Final Report

This is the final report for the capstone project within the Data Science Specialization Program from John Hopkins University.

Understanding the problem

  • We want to be able to predict a word given 1, 2, or 3 words using a basic n-gram model.
  • An n-gram model is trained on a corpus (large body of text).
  • The model counts how often different sequences of n-words occur in the corpus.
  • It then estimates the probability of the word given the previous words using n-1.
  • The next word is selected by the highest probability.

Data Acquisition

The data provided can be downloaded here: https://d396qusza40orc.cloudfront.net/dsscapstone/dataset/Coursera-SwiftKey.zip

# Bring in data - Locally Saved
# Load Data
fileBlog <- readLines("en_US.blogs.txt", encoding = "UTF-8")
fileNews <- readLines("en_US.news.txt", encoding = "UTF-8")
fileTwitter <- readLines("en_US.twitter.txt", encoding = "UTF-8")
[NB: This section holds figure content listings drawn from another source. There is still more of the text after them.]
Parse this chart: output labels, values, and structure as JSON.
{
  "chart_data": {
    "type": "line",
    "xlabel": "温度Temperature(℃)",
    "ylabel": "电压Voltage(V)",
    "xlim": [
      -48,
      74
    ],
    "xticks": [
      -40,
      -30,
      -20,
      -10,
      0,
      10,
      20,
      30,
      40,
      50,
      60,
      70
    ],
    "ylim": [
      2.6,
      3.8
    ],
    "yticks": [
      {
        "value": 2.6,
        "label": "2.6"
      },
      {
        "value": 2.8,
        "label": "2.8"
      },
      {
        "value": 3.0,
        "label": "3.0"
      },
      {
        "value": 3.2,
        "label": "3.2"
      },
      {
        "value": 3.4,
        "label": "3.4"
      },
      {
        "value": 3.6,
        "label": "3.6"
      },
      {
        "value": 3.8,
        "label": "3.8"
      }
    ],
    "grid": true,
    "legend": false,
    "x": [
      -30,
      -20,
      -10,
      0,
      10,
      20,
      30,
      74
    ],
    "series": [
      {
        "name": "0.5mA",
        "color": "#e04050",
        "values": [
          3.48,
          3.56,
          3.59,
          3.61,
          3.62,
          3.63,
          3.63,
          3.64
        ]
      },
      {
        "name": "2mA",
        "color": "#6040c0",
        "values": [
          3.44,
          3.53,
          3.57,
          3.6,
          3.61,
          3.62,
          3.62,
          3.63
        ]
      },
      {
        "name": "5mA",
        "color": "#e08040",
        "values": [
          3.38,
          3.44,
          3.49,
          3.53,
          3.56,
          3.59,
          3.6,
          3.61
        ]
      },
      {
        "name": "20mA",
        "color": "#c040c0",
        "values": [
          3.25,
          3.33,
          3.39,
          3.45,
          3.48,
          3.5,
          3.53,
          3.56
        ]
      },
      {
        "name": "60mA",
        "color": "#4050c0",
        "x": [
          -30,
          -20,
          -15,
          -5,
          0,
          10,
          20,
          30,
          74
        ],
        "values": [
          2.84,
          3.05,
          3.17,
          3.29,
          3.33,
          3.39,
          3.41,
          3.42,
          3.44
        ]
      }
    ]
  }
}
There are now 3 large character vectors.

Clean and prepare data

#Creating function to auto clean
clean_data <- function(data) {
  data <- trimws(data)      # Remove leading/trailing whitespace
  data <- unique(data)      # Remove duplicates
  return(data[nzchar(data)])  # Remove empty strings
}

fileBlog <- clean_data(fileBlog)
fileNews <- clean_data(fileNews)
fileTwitter <- clean_data(fileTwitter)

Due to memory issues, had to swap to data.table and try to be more efficient. Then everything worked but couldn’t KNIT so swapped to chunk processing

process_ngrams_in_chunks <- function(data, n, chunk_size = 10000) {
  num_chunks <- ceiling(length(data) / chunk_size)  # Calculate total chunks
  freq_table <- data.table(Phrase = character(), Frequency = integer())  # Initialize empty table

  for (i in seq_len(num_chunks)) {
    # Get the current chunk
    chunk_start <- (i - 1) * chunk_size + 1
    chunk_end <- min(i * chunk_size, length(data))
    chunk <- data[chunk_start:chunk_end]

    # Generate n-grams for the chunk
    ngrams <- tokenize_ngrams(chunk, n = n)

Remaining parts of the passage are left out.